Und ist da denn gar keine Hoffnung? L. schweigt lange. «Ich muss ehrlich sein, dass meine Hoffnung schwindet. Manchmal macht es Angst, zu sehen, dass die Selbstkritik und Auseinandersetzung mit den eigenen Privilegien bei vielen Menschen geringer ist, als ich es von ihnen erwarte. Wie sollen wir dann die Welt verändern?» Auch K. wünscht sich, dass mehr Menschen ihren «privilegierten Arsch» hochbekommen, sich einsetzen und an politischen Kämpfen beteiligen, statt über Hindernisse zu jammern. «Die Pandemie löste eine Lethargie aus. Viele dachten sich, dass sie nun nichts mehr tun müssen, da keine Versammlungen möglich sind.»

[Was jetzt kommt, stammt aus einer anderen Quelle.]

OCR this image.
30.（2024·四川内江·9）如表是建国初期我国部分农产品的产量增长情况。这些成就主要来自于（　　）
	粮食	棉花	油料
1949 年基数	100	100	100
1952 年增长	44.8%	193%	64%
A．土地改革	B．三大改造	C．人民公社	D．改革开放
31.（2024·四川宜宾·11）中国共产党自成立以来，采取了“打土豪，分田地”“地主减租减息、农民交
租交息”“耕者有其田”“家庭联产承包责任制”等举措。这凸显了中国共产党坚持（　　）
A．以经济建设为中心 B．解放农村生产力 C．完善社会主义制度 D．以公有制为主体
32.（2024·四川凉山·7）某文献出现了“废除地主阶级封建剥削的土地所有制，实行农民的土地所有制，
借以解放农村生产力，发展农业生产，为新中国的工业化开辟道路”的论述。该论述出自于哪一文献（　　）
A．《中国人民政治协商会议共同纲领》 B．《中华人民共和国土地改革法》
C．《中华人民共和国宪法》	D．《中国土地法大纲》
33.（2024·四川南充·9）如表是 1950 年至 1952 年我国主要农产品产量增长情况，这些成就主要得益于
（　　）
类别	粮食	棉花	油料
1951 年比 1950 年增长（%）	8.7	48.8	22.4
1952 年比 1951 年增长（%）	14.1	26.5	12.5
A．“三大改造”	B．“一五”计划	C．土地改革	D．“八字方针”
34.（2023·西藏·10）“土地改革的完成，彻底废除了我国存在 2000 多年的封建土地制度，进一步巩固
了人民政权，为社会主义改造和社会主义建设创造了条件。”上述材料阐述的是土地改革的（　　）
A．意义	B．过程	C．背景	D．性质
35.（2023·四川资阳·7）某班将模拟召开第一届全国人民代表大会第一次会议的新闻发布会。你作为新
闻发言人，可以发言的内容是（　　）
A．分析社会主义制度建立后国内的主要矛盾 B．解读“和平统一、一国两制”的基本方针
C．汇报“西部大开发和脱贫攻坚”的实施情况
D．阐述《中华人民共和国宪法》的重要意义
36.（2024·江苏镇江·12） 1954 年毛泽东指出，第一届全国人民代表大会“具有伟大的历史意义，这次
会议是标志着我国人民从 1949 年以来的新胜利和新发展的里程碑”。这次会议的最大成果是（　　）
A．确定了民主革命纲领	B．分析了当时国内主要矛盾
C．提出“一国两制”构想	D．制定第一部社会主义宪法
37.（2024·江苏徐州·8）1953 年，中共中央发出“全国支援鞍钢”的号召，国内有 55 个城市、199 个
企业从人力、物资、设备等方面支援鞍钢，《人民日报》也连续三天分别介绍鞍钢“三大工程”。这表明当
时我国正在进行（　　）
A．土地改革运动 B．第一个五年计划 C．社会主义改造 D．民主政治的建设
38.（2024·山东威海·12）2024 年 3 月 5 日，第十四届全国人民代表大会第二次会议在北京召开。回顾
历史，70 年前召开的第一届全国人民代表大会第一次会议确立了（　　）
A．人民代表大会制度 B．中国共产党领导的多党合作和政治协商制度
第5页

Noch immer sei es schwierig und anstrengend, die «kapitalistischen, patriarchalen, cis-heteronormativen Strukturen » im Alltag zu durchbrechen. Für L. gibt es zu viele Baustellen und zu wenige Bauarbeiter*innen. «Viele Menschen merken nicht einmal, dass sie mit ihrem Verhalten ständig andere Personen ausschliessen.» Dabei begegnen uns jeden Tag viele unterschiedliche Menschen, mit denen wir unser Verhalten reflektieren und selbstkritisch sein könnten. Und doch: «Meine revolutionäre Idee lebt von der Hoffnung. » Und wenn es halt nicht für die Weltrevolution reiche, so sei es doch zumindest wichtig, sich für die Menschen in seinem Umfeld einzusetzen. «Es gibt genügend Menschen, denen Gutes getan werden kann.»